Jointe le 25 mars par notre rédaction, Anna Bondarchuk, représentante de l’Association des producteurs de lait, confirme ce triste état de fait. Et d’ajouter : « Nous regroupons 1 100 producteurs de lait en Ukraine. Nombre d’entre eux sont localisés dans les régions temporairement occupées. Ils n’ont plus de logistique suffisante pour pouvoir commercialiser leur lait et ils le donnent gratuitement à la population civile. L’autre gros souci, c’est qu’ils sont aussi en train de manquer de nourriture et de produits vétérinaires pour leur bétail ». Les éleveurs de porcs sont confrontés aux mêmes problèmes qui – s’ils persistent – conduiront fatalement à la réduction des troupeaux vivants…

C’est pourquoi le gouvernement ukrainien lance un appel aux dons pour la période des trois mois à venir, avec une page spécifique dédiée qui détaille précisément leurs besoins, y compris en produits vétérinaires*. « Nous lançons un appel à l’aide dans ce sens à l’attention des associations de producteurs de lait et de bétail, également à la profession vétérinaire française », ajoute Anna Bondarchuk. « Leurs dons pourront être déchargés à la frontière entre la Pologne et l’Ukraine dans l’un de nos centres stratégiques de distribution ou directement dans nos camions, explique-t-elle. Les donateurs doivent nous indiquer la liste des biens convoyés afin que nous en calculions le coût logistique et la valeur. Nos hommes de loi nous aident constamment à traiter tout l’aspect administratif et les permis pour ces cargaisons de dons humanitaires, que nous nous chargeons ensuite de transporter dans toute l’Ukraine. Mais il est temps d’agir, si l’on veut éviter une catastrophe dans le monde de l’élevage, puis fatalement, à terme, un manque de nourriture pour notre population… ».

Entretien

Questions à Mireille Bossy

Directrice générale de VetAgro Sup

1.Photo.Mireille_BOSSY_CreditVetAgroSup.jpg

VetAgro Sup se mobilise en faveur de l’Université nationale agraire de Bila Tserkva, avec laquelle l’établissement français entretient des relations depuis le début des années 2000.

Pourquoi aidez-vous à l’accueil de réfugiés ukrainiens ?

Nos équipes de VetAgro Sup ont souhaité accueillir des scientifiques, enseignants-chercheurs de BTNAU, qui ont manifesté le souhait de nous rejoindre. À ce jour, aucun étudiant de nationalité ukrainienne ne nous a sollicités… Nous avons donc travaillé avec la municipalité de Marcy-l’Étoile et son maire, Loïc Commun, vétérinaire de formation à Lyon (ENVL) qui fut enseignant-chercheur, pour trouver des familles d’accueil. Notre communauté s’est également beaucoup mobilisée pour apporter son soutien et de l’hébergement.
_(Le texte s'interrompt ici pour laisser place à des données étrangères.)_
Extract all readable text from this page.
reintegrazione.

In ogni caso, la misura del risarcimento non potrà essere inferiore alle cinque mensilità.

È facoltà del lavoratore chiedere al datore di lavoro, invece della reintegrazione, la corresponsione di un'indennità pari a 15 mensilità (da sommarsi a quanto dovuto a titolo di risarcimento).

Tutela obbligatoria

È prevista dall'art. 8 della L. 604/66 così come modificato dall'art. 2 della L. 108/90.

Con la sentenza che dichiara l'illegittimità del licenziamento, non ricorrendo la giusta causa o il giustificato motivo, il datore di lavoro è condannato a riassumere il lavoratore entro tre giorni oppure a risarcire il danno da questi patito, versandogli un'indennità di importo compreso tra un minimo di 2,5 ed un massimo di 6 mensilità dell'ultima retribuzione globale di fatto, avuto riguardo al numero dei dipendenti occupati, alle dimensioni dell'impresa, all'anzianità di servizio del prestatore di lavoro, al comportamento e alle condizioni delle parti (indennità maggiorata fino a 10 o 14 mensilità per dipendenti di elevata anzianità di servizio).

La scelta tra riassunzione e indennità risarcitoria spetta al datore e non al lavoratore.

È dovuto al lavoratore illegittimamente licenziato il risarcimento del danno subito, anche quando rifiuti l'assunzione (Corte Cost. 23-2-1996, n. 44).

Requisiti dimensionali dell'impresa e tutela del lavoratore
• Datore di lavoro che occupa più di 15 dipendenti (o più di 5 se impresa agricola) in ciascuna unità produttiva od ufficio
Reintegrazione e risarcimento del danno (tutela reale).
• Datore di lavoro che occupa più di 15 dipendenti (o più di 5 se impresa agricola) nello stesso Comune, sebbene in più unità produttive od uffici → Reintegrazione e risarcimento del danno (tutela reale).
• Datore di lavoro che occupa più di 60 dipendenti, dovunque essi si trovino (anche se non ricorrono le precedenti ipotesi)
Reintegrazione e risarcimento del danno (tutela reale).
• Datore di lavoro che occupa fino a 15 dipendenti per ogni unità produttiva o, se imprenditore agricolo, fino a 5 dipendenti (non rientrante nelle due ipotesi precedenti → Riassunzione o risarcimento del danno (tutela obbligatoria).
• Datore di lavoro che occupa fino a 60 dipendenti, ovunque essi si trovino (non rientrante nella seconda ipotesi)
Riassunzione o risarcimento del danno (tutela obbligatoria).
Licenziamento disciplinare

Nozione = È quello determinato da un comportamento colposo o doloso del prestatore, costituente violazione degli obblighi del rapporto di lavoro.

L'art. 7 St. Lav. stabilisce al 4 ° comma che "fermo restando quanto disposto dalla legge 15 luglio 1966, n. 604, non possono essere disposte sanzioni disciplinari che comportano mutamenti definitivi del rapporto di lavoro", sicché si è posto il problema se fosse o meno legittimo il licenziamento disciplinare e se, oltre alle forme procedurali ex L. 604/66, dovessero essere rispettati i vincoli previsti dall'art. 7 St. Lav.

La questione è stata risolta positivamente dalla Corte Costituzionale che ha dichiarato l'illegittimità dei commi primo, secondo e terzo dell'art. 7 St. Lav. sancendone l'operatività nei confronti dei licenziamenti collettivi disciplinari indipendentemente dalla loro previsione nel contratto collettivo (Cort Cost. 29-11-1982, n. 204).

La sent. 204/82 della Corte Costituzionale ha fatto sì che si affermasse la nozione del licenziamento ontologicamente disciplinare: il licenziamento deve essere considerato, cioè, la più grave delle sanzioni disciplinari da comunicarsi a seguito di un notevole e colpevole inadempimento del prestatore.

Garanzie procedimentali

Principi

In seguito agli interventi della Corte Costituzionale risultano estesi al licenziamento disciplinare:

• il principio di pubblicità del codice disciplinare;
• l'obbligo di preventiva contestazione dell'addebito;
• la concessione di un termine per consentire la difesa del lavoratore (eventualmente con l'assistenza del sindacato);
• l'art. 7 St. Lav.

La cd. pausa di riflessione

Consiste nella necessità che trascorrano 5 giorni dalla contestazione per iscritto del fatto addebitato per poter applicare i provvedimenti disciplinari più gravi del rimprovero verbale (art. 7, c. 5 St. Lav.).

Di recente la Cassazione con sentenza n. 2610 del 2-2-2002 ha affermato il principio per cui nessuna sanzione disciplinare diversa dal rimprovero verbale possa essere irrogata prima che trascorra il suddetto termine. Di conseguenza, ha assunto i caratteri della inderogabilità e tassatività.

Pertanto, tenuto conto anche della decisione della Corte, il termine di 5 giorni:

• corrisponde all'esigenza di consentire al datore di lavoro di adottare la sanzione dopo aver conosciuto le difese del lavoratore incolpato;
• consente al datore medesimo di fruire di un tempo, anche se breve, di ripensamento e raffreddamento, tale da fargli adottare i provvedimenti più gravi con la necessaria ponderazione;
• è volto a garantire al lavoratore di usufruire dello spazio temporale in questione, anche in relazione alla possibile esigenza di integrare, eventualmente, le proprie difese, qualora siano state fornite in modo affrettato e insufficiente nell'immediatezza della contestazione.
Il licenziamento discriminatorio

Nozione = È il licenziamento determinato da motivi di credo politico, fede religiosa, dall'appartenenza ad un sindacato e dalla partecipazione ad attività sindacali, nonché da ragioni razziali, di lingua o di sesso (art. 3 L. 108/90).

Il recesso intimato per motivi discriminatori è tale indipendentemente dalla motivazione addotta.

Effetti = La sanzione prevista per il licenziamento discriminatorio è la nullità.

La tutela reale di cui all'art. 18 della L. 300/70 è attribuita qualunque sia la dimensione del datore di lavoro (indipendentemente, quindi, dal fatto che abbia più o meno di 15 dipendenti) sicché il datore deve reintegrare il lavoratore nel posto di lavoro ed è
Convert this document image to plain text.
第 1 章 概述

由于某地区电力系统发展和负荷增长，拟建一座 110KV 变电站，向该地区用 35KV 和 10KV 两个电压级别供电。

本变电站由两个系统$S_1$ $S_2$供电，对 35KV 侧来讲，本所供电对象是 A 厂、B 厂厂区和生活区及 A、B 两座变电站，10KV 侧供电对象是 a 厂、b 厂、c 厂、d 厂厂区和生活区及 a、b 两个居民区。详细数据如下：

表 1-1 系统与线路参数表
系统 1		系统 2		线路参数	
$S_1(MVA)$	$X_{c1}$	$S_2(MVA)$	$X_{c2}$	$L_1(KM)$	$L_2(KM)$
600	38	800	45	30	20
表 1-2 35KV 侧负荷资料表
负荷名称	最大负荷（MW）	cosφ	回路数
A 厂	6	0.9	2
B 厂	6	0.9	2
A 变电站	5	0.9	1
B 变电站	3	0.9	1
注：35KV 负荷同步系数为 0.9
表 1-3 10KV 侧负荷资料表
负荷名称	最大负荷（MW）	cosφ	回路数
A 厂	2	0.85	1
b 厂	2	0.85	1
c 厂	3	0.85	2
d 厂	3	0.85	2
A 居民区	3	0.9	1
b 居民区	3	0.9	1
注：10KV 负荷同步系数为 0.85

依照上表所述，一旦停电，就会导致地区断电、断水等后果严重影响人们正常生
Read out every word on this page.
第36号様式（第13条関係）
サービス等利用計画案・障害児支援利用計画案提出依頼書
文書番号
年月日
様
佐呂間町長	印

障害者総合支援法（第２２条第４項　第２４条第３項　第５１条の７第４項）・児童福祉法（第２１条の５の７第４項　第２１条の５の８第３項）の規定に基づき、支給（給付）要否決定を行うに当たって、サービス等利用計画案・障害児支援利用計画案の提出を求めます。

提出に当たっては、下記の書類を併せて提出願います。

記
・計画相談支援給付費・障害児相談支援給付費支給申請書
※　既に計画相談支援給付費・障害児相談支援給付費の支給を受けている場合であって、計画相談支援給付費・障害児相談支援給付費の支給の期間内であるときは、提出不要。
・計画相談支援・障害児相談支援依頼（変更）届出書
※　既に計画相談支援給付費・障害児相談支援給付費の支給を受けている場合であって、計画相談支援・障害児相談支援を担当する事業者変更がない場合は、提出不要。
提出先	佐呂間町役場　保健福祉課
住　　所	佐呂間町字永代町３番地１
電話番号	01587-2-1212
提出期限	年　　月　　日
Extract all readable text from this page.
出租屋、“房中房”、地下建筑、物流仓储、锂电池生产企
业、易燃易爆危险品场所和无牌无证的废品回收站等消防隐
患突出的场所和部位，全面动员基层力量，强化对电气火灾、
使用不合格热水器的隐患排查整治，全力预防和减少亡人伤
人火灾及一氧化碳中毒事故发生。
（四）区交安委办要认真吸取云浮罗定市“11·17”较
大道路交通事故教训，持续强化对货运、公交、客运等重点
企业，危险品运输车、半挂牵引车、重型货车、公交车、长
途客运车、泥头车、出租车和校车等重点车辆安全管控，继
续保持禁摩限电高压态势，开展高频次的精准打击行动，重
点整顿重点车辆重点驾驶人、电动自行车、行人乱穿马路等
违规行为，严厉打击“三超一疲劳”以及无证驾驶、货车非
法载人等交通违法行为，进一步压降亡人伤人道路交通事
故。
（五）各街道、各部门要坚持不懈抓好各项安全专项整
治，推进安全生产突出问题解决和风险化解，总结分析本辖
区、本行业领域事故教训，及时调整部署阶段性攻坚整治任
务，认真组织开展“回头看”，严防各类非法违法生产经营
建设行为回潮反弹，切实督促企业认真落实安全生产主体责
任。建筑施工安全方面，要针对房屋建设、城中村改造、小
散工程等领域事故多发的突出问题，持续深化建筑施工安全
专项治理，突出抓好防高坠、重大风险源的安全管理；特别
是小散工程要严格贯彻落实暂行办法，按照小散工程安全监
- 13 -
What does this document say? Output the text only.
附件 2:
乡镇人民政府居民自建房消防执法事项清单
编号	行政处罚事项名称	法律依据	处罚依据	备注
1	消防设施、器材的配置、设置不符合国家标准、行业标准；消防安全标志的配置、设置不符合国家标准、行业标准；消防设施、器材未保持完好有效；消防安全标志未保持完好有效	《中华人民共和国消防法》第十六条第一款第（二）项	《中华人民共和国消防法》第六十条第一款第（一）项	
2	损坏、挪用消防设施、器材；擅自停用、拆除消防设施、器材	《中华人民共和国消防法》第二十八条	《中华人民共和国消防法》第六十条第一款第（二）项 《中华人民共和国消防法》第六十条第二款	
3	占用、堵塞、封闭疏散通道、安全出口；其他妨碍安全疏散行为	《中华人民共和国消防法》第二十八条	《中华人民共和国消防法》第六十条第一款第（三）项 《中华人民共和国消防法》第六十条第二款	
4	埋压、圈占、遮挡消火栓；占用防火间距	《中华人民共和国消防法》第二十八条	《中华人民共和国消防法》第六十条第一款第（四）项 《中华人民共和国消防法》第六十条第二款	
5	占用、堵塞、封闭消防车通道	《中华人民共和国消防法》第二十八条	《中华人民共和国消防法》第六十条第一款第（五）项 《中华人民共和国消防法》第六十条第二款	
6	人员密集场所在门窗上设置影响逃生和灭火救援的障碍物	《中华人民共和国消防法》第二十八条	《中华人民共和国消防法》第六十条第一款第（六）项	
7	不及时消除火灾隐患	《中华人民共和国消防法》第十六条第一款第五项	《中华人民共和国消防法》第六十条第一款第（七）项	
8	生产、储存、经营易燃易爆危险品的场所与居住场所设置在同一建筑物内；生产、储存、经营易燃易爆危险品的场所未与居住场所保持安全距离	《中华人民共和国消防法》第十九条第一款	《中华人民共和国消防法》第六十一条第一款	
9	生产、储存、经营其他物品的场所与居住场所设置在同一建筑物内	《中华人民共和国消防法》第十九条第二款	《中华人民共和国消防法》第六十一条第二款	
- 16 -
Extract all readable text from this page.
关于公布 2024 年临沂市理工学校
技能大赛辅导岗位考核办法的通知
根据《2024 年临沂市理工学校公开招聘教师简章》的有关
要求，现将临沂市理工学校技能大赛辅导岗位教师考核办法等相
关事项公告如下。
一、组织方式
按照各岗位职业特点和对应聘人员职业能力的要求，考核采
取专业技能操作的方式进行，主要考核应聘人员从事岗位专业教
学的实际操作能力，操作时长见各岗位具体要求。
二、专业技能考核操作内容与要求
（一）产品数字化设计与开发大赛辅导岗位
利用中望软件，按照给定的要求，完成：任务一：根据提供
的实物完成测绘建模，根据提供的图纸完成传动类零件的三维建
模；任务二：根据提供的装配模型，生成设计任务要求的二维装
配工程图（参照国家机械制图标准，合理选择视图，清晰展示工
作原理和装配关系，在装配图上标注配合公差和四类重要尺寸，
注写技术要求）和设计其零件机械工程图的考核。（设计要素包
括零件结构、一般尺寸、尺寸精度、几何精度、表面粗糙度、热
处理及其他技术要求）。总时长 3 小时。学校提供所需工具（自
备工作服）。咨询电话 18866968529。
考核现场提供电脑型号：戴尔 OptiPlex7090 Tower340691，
Qui est venu jusqu’à présent ?

Le 18 mars, une famille marcilloise a accueilli une première réfugiée ukrainienne, Natalia, vétérinaire et chercheuse spécialisée en microbiologie, immunologie et biochimie. Deux autres accueils ont ensuité eu lieu : une enseignante-chercheuse (microbiologie, immunologie, maladies infectieuses) et sa fille. Un état des lieux est en cours afin d’identifier les unités susceptibles d’accueillir ces experts sur les deux campus de VetAgro Sup.

Quelles autres actions menez-vous ?

Depuis le 10 mars, nous avons ouvert une collecte destinée aux personnels et aux étudiants de l’université BTNAU, et à leurs familles. Une aide supplémentaire pourra être organisée afin de fournir des vêtements ou autres produits de première nécessité. Enfin, l’association étudiante Tonga Soa a organisé le 20 mars dernier, sur le campus, une collecte de croquettes, pâtées, couvertures, plaids, laisses, colliers, caisses de transport, gamelles… Ces produits sont destinés à des animaux de compagnie ukrainiens placés notamment dans des refuges polonais et roumains.

Extrait d’une correspondance d’une enseignante de l’Université nationale agraire de Bila Tserkva (BTNAU) au campus vétérinaire de Lyon.

« Notre ville* est relativement calme, mais ça peut basculer à tout moment »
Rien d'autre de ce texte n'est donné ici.